Certainly much easier on the eye!

I tried to unplug a display, this redisplayed the bar only once, no flicker. Then I plugged the display back in, and this caused a multi-stage redisplay:

I'll leave this running and let you know if I see any new issues.

FelixKratz commented 1 year ago

The new release contains these fixes. To switch back to the stable releases simply uninstall and install sketchybar again without the --head argument.

koekeishiya commented 11 months ago

@FelixKratz

Ok good news, I have looked through the implementation of these private functions and found that there is a retain problem caused by calling SLSTransactionOrderWindow on a window. This is a problem in the SkyLight framework, but since it is a private framework it is not really a bug, more like an unexpected behavior. I was able to isolate, reproduce and mitigate the problem in a minimal code example. In SketchyBar it is not so simple as to replace SLSTransactionOrderWindow with its immediate counterpart SLSOrderWindow since then flickering can be seen occasionally. Maybe there is another way to fix the retain problem while keeping SLSTransactionOrderWindow around... I will have to do some more investigations.

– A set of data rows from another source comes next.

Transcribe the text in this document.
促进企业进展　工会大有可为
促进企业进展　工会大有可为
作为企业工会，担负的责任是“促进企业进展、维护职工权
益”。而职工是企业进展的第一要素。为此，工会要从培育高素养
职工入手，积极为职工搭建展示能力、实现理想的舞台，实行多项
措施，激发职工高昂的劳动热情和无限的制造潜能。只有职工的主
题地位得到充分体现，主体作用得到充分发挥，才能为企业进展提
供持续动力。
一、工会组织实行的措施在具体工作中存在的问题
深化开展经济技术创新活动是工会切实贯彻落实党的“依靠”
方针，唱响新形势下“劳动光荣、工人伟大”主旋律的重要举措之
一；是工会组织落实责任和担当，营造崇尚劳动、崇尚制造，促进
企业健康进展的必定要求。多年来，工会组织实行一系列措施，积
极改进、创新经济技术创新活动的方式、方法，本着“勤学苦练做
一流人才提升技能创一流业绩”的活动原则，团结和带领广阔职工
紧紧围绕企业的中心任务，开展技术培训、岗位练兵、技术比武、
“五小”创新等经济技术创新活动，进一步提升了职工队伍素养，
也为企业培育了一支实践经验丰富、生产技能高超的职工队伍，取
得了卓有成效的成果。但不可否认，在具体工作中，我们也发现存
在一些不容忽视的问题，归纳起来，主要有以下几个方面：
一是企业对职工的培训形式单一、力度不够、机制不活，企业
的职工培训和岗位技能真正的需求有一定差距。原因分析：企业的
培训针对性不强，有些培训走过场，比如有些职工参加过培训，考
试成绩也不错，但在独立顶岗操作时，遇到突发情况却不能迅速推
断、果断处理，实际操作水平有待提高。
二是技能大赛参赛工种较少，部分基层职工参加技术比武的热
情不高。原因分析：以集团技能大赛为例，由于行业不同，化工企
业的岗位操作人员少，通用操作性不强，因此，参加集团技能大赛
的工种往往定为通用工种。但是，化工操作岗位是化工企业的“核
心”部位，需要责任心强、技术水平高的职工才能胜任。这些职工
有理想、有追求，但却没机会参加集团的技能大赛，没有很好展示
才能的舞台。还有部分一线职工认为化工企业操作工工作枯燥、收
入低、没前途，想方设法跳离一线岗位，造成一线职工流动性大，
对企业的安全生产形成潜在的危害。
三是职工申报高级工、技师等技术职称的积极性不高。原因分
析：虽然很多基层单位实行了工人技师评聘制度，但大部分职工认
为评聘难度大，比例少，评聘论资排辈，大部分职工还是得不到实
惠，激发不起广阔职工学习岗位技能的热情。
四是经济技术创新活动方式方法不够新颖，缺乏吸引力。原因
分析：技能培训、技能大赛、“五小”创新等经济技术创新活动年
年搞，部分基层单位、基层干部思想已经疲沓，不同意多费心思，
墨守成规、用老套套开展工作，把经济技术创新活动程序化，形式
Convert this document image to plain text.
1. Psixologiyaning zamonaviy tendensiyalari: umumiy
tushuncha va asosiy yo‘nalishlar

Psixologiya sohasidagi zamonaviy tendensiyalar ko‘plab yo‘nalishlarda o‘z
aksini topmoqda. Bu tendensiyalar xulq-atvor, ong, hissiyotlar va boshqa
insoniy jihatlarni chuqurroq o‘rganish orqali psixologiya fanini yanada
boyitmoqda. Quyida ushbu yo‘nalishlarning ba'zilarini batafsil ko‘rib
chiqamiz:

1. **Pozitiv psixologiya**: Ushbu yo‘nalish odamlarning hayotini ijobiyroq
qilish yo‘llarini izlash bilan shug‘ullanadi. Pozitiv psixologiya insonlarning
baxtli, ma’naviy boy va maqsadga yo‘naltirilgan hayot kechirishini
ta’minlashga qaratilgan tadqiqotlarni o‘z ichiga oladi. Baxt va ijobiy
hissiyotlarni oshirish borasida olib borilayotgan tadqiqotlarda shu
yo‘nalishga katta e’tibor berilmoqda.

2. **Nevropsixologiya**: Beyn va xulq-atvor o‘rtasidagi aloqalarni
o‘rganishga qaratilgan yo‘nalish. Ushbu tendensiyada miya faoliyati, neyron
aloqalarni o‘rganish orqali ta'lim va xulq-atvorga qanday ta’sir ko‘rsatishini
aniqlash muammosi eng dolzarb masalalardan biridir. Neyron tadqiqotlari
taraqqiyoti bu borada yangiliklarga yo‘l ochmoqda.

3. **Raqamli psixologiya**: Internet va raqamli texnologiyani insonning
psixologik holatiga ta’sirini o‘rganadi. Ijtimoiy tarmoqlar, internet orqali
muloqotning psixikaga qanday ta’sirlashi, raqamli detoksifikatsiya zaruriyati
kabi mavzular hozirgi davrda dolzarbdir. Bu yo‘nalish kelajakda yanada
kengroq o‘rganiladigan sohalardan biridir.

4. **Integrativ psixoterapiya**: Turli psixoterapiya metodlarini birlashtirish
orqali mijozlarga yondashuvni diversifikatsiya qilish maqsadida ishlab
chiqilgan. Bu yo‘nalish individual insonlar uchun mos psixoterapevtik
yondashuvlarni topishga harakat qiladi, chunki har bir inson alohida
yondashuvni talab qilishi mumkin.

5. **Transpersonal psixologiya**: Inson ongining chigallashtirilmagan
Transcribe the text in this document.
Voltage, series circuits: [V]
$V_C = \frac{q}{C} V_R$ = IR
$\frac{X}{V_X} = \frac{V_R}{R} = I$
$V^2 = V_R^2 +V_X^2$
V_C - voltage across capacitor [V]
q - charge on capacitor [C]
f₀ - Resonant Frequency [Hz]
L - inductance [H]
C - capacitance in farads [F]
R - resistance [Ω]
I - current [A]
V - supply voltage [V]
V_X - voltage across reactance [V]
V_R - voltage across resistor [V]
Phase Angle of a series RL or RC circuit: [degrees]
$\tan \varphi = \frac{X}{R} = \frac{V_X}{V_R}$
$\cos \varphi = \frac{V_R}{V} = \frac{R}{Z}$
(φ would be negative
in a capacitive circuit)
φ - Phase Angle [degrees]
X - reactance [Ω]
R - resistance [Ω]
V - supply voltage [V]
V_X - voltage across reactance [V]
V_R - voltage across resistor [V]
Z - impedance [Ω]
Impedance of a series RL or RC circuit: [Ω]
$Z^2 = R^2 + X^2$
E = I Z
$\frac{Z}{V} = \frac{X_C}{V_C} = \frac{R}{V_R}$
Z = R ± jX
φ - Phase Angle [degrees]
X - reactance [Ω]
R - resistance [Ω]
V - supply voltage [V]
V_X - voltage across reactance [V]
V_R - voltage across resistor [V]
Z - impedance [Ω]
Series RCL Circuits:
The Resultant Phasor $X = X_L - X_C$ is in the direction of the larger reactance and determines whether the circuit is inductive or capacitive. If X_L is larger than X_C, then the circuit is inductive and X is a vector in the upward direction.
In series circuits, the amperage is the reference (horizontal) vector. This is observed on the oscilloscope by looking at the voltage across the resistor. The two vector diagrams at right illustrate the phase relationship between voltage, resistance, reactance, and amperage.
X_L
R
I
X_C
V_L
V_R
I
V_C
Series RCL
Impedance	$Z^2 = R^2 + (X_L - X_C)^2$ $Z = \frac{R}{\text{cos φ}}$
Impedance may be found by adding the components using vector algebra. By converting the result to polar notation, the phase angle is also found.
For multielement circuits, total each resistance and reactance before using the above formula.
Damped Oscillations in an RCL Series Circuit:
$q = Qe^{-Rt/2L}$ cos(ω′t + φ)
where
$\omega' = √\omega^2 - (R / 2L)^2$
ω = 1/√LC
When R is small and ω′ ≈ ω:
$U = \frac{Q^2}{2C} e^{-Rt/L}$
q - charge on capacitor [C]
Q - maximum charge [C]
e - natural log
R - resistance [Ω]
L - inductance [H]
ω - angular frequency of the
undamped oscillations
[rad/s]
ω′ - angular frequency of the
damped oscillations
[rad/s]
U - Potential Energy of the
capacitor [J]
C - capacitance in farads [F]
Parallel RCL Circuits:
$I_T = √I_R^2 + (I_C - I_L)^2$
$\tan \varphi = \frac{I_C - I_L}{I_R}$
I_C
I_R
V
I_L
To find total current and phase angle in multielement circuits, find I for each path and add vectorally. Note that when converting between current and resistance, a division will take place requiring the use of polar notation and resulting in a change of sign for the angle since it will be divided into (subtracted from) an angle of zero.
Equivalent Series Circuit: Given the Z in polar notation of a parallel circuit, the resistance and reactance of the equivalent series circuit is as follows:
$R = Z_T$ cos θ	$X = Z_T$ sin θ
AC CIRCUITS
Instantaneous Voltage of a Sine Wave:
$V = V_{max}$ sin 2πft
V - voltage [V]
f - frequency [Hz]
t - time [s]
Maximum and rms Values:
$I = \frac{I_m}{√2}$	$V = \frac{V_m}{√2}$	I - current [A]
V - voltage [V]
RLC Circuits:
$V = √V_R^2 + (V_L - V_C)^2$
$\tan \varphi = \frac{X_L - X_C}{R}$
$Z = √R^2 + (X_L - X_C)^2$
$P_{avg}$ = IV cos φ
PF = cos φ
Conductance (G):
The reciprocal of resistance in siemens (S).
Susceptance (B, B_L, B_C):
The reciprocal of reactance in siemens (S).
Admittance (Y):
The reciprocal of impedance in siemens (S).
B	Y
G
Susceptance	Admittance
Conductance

Is SLSTransactionOrderWindow still broken on Sonoma, and have you seen if SLSTransactionOrderWindowGroup exhibhits the same issue?

FelixKratz commented 11 months ago

@koekeishiya

Is SLSTransactionOrderWindow still broken on Sonoma, and have you seen if SLSTransactionOrderWindowGroup exhibhits the same issue?

Sonoma (or some newer version of Ventura) has fixed the memory problems with SLSTransactionOrderWindow. And SLSTransactionOrderWindowGroup does work fine as well.

Maybe I will start using it again for window ordering on Sonoma and up.